Cr8 ur own ideas, Martin says…

In 1998, just before the end of his presidency of Whistleblowers Australia, Brian Martin’s Information Liberation: Challenging the corruptions of information was published by Freedom Press. Having read it now, some 12 years later, Martin challenged me to rethink  the current dynamics of power in terms of modern technology and the ever-shifting social networks in which we swim. Through a robust display of opinions and within a heap of founded research on intellectual property, antisurveillance, free speech, defamation lawsuits and corporate politics, Martin makes me a (re?)believer in being able to make a change in and challenge mass media, authority, security, our culture and the world, as an individual. After plowing through the myriad of information presented in this book and wondering to what end or point Martin was trying to get, I found my answer. While listing ways in which we can each liberate the information around us, one of which is nearly abolishing mass media and taking the reins ourselves to provide an alternative, Martin says, “One powerful way to move towards an alternative is to begin behaving as if it already exists” (p. 173).

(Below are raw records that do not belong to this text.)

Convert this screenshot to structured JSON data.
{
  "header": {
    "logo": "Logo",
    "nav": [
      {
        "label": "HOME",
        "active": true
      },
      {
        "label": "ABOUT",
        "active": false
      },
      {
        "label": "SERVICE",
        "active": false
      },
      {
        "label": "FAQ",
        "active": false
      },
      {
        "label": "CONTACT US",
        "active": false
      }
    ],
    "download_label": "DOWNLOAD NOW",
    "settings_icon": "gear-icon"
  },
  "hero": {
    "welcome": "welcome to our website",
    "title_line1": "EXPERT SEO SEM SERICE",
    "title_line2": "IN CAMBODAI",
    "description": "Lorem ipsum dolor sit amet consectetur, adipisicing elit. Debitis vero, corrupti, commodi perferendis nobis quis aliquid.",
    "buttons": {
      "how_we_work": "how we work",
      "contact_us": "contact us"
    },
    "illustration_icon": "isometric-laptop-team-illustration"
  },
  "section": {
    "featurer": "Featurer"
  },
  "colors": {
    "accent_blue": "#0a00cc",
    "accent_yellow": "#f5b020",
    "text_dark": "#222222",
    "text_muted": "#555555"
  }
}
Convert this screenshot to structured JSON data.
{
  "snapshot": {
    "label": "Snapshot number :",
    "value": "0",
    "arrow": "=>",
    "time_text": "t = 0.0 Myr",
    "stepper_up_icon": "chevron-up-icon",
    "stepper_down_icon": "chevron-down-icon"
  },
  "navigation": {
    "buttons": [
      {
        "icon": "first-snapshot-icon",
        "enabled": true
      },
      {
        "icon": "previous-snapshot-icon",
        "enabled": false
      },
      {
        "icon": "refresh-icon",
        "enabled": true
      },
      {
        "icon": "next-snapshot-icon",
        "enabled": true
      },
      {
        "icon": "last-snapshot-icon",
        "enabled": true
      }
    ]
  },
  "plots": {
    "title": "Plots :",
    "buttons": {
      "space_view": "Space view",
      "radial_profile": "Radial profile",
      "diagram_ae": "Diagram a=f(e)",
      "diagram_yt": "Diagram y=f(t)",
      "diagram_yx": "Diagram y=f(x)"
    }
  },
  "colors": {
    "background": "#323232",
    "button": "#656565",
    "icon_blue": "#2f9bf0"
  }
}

Everyone has a learning curve, brief or otherwise, with new technology, new power, new situations and the like, but once it’s over doesn’t it feel like it’s always been there? The immediate adoption of new media outlets by the masses is everyone behaving as if it already exised. As if it had always been there.

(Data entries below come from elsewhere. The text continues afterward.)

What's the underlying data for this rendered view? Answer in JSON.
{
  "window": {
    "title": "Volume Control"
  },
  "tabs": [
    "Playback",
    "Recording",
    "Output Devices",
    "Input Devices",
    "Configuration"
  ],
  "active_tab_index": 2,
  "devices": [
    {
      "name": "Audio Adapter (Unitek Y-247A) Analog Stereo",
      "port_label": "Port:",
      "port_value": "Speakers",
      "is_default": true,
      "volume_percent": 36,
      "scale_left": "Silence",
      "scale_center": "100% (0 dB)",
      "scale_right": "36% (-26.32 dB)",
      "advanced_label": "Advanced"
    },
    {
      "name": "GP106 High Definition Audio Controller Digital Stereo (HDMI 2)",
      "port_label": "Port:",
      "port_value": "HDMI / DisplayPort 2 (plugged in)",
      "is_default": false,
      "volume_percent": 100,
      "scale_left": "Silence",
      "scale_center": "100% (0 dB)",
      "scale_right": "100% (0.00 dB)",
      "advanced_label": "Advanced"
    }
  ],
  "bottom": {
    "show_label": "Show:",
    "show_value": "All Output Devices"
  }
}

I’m sure Mr. Martin would be pleased to know that a great majority of people I know don’t own TV’s. Or, if they do, they do not use them for blindly absorbing commercially sponsored, mass media mogul headlines. Right around the time Brian Martin’s publication was being released the blog boom was happening, right? I wonder how that, coupled with the deterioration of television in younger generations, fits into Martin’s idea of participatory media and the abolition of mass media.

While reading I looked up a couple things that I thought I’d share. This very unhelpful flowchart answered none of my questions about public domain. And I recalled reading this article which perked my ears in regard to my own privacy. Oh! And, also, while I was reading I received a tweet from a friend directing my attention here.